Voluntary and statutory funds are targeted to support the ‘most disadvantaged’ in society based on a range of measures that tend to exclude women in employment. If access to safety and justice were the measure of disadvantage, employed women would be at the top of the list alongside women with no recourse to public funds. However, women earning above minimum wage that find themselves, through no fault of their own, having to leave the family home, have limited or no recourse to public funding despite being taxpayers.

The restrictions that have been made to the Legal Aid Scheme have had a negative impact on women trying to leave abusive relationships. The lack of funding has the potential to put children at risk of harm, and deter women from leaving as her income and assets are assessed (even though she may not have access to those assets and her income may not be sufficient to support her and her children through the leaving process).

All the research agrees that the point of leaving a violent relationship is a dangerous time. This is supported by homicide reviews and is a primary risk factor in any domestic abuse case. It is recognized that safe temporary accommodation is vital for women that have made the decision to leave; hence, every local authority has a duty to provide Refuge accommodation for women fleeing abuse and these cases are given priority by homeless departments. Women on benefits receive full housing benefit and can make a ‘double claim’ on their own property for the period they are in a refuge. Housing Benefit is guaranteed and covers the full cost of rent and support with a small ‘service charge’ on top set by the Refuge provider, ranging from £12 – £24 a week.

Women, who work, face a number of barriers, with many Refuges refusing to accept working women at the point of access. The reason being that the process for submitting a Housing Benefit claim requires a level of documentation often not available to a woman in crisis, takes time to process, cannot be backdated more than a week, and the likelihood is that she will not qualify anyway. From the Refuge’s perspective, they may be accepting a non-paying resident and are therefore at best cautious, but generally refuse unless the woman agrees to pay the rent herself.

The average cost of Refuge accommodation is around £200 per week with a range of £160 – £350 a week.

Research undertaken by My Sister’s Place on access to Refuges by working women, including provision provided by Housing Associations, across the country highlighted the following responses:

• None of the Refuges had a policy for accepting working women

• Access refused if she had a mortgage on a property

• She had to evidence that the Police had been called to prove her claim

• One Refuge had never had a working woman

• Women were encouraged to give up their job

• Where the referral was accepted the woman had to pay full rent weekly plus charges (£250)

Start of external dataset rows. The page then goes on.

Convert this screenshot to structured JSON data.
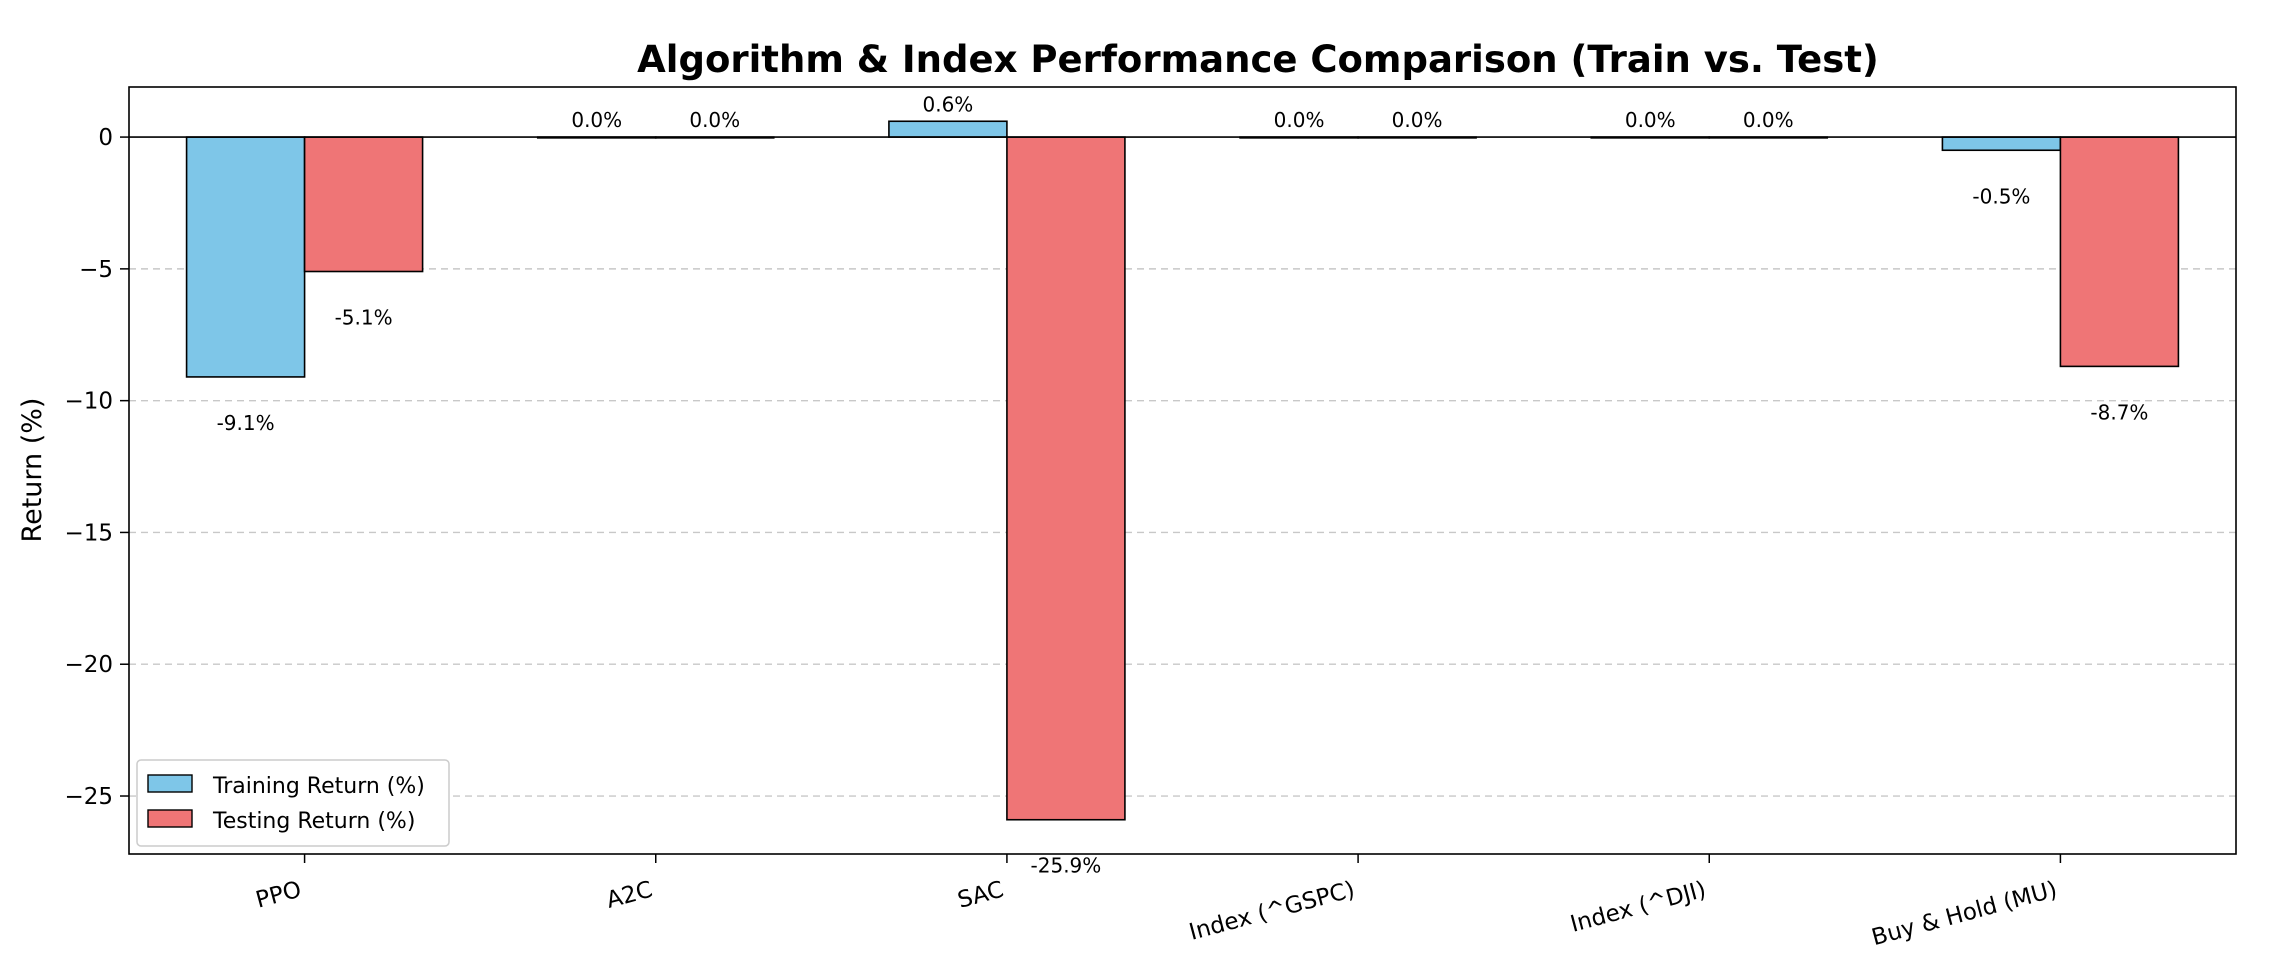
{
  "chart_data": {
    "type": "bar",
    "title": "Algorithm & Index Performance Comparison (Train vs. Test)",
    "xlabel": "",
    "ylabel": "Return (%)",
    "ylim": [
      -27.2,
      1.9
    ],
    "yticks": [
      0,
      -5,
      -10,
      -15,
      -20,
      -25
    ],
    "ytick_labels": [
      "0",
      "−5",
      "−10",
      "−15",
      "−20",
      "−25"
    ],
    "categories": [
      "PPO",
      "A2C",
      "SAC",
      "Index (^GSPC)",
      "Index (^DJI)",
      "Buy & Hold (MU)"
    ],
    "series": [
      {
        "name": "Training Return (%)",
        "color": "#7ec6e8",
        "values": [
          -9.1,
          0.0,
          0.6,
          0.0,
          0.0,
          -0.5
        ],
        "labels": [
          "-9.1%",
          "0.0%",
          "0.6%",
          "0.0%",
          "0.0%",
          "-0.5%"
        ]
      },
      {
        "name": "Testing Return (%)",
        "color": "#ef7576",
        "values": [
          -5.1,
          0.0,
          -25.9,
          0.0,
          0.0,
          -8.7
        ],
        "labels": [
          "-5.1%",
          "0.0%",
          "-25.9%",
          "0.0%",
          "0.0%",
          "-8.7%"
        ]
      }
    ],
    "grid": "y-dashed",
    "legend_position": "lower-left",
    "xtick_rotation": 15
  }
}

UNISON is committed to campaigning for social justice for all. A woman’s decision to leave an abusive relationship and her home takes huge courage. Evidence shows that she does not do this until she feels that there is no alternative.

Conference recognizes the work that UNISON has done to highlight domestic abuse as a key campaign within the union, and calls on the National Women’s Committee to:

1)Highlight the barriers for working women accessing support to assist them to leave abusive relationships, including denying women access to safe accommodation which puts their lives at risk, and to campaign within UNISON and other relevant organizations to which we affiliate, for all women fleeing domestic abuse to have an automatic qualification for Housing Benefit to cover emergency accommodation;

2)To campaign to highlight the impact of ‘means tested’ benefits including Legal Aid provision, for working woman fleeing domestic abuse, that does not recognize that she may not have “access” to these assets and income, and may have other financial responsibilities including childcare costs which should be taken into account.